During the weekend, the new wave of pro-EU protests in central Kiev, the Ukrainian capital, against the government’s last minute decision to drop out from an agreement with the European Union and instead sign one with Russia, shows the deep division between the pro-western and pro-Moscow parts of the population of this country. For one thing, also yesterday, a pro-government rally was organised in a different square of the capital, albeit attracting smaller attendance. On Sunday afternoon protesters toppled the statue of first Soviet leader Lenin in central Kiev, despite the fact that Ukraine and Russia had a parallel history during the Bolshevik revolution and thereafter. The old divisions of the Ukrainian population between pro and anti-Russian (and consequently pro and anti-western) surfaced again during WWII, with many Ukrainians fighting Russia together with the Nazis.

Coming to the present, divisions have led to a situation where there is no political meeting point between the government of President Viktor Yanukovych and the opposition. This is a clear sign of the country’s deadend. The opposition’s tenacious demand that the government resigns immediately, even after having just won a motion of censure in the Parliament, and the Yanukovych visit to Sochi to meet the Russian president Vladimir Putin, are two extreme acts underlying the intransigence of the two sides.

Moscow calls

Yanukovych didn’t restrict his provocative acts only to meeting Putin. Under his instruction, yesterday the Ukrainian government officials who were expected to sign a long-awaited agreement to diversify the country’s natural gas supplies, didn’t even show up in the ceremony. According to Brussels’ sources, under this agreement Ukraine could buy natural gas through a pipeline coming from the west, mitigating the country’s complete dependence on the Russian monopoly Gasprom. However, other sources commented that very probably Kremlin has made a better offer for a long-term gas supply agreement, with discounted prices compared to those of other suppliers. Winter in Ukraine is very harsh and Russia seems to have taken full advantage of that.

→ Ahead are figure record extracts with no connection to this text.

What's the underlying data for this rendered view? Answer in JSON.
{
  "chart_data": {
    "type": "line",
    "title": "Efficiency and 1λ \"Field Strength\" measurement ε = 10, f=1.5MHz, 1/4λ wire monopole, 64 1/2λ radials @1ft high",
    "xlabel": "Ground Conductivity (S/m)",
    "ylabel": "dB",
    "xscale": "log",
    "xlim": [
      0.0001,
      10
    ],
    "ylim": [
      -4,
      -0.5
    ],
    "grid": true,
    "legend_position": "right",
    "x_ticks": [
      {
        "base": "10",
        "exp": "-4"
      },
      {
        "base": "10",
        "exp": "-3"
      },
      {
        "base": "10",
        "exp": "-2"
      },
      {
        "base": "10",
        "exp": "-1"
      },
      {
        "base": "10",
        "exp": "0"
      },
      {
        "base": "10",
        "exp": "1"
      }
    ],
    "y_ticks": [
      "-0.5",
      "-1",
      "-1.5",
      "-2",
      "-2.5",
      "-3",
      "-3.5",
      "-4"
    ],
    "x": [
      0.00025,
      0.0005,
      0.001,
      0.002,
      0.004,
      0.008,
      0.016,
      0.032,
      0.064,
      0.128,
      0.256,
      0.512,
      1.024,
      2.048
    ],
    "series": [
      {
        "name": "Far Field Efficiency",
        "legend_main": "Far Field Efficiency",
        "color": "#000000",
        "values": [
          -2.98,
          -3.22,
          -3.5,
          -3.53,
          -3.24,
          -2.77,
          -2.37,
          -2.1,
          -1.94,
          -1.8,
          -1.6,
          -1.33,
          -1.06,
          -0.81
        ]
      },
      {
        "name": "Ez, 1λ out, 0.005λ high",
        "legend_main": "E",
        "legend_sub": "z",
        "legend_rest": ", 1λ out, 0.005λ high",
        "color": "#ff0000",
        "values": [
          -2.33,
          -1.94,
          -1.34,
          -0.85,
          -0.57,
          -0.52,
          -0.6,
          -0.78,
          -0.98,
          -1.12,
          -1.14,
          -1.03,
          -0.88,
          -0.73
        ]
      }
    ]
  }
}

It’s not only that however. The European Sting writer Suzan A. Kane stressed even since 19 November, one week ahead of Ukraine’s U-turn that “The River Dnieper is so wide that it actually divides Ukraine not only in two distinct geographical areas, but in two widely differing parts. Even the Orthodox church of Ukraine is divided in two, the eastern part belonging to the Moscow Patriarchate and the other part to the Kyiv Patriarchate”. The majority of the inhabitants of the three eastern regions consider Moscow as their closest ally, while it’s quite the opposite for the citizens of the three western provinces.

The West demands

The deep division of the people and their leaderships was more than evident during the weekend. Despite the plea by the President of the European Commission Manuel Barroso “for all sides should to show restraint”, the leader of the opposition party Yulia Tymoshenko asked her fellow citizens to “chase Yanukovych until the day he falls”. The message of Tymoshenko from her jail cell was read to her followers by her daughter, the only reliable medium between leader and people. It came to be that way because Tymoshenko has many times changed her close political allies. In any case, the fact that Tymoshenko is still jailed and also that she demanded that her followers ‘chase’ Yanukovych from the Presidency are the two sides of the same faulty coin.

Other leaders of the opposition like Oleh Tyahnybok are talking about a revolution. At the same time the government is mobilising the politically controlled country’s security forces and the judiciary against imaginary attempts by the opposition to impose a dictatorship.

Imposed corruption?

Last but not least, it might be true that the large crowds of the present anti-government rallies are mobilised more by the unbearable feeling of the average citizen that this government, along with the ones before it, is so desperately corrupt that nothing good can come out of it. So it had better go. This was also the reason why Tymoshenko was voted down some years ago.

All in all, the present paralytic situation in this country has to be attributed to a great extent to the deeply corrupt character of the Ukrainian politicians who run the country after the fall of Communism and the declaration of its independence. In this respect, the two foreign influences, from the West and Russia, must have affected the country very negatively. The fact that the foreign powers do not pick their local ‘protégé’ on the account of honesty but on obedience has chased away the honest Ukrainian politicians who could unite the country. But who in the West or in Moscow cares about the unity of Ukraine? Probably the opposite is true. Today even boxers can claim the leadership of the country, probably by being able to physically impose themselves on their opponents.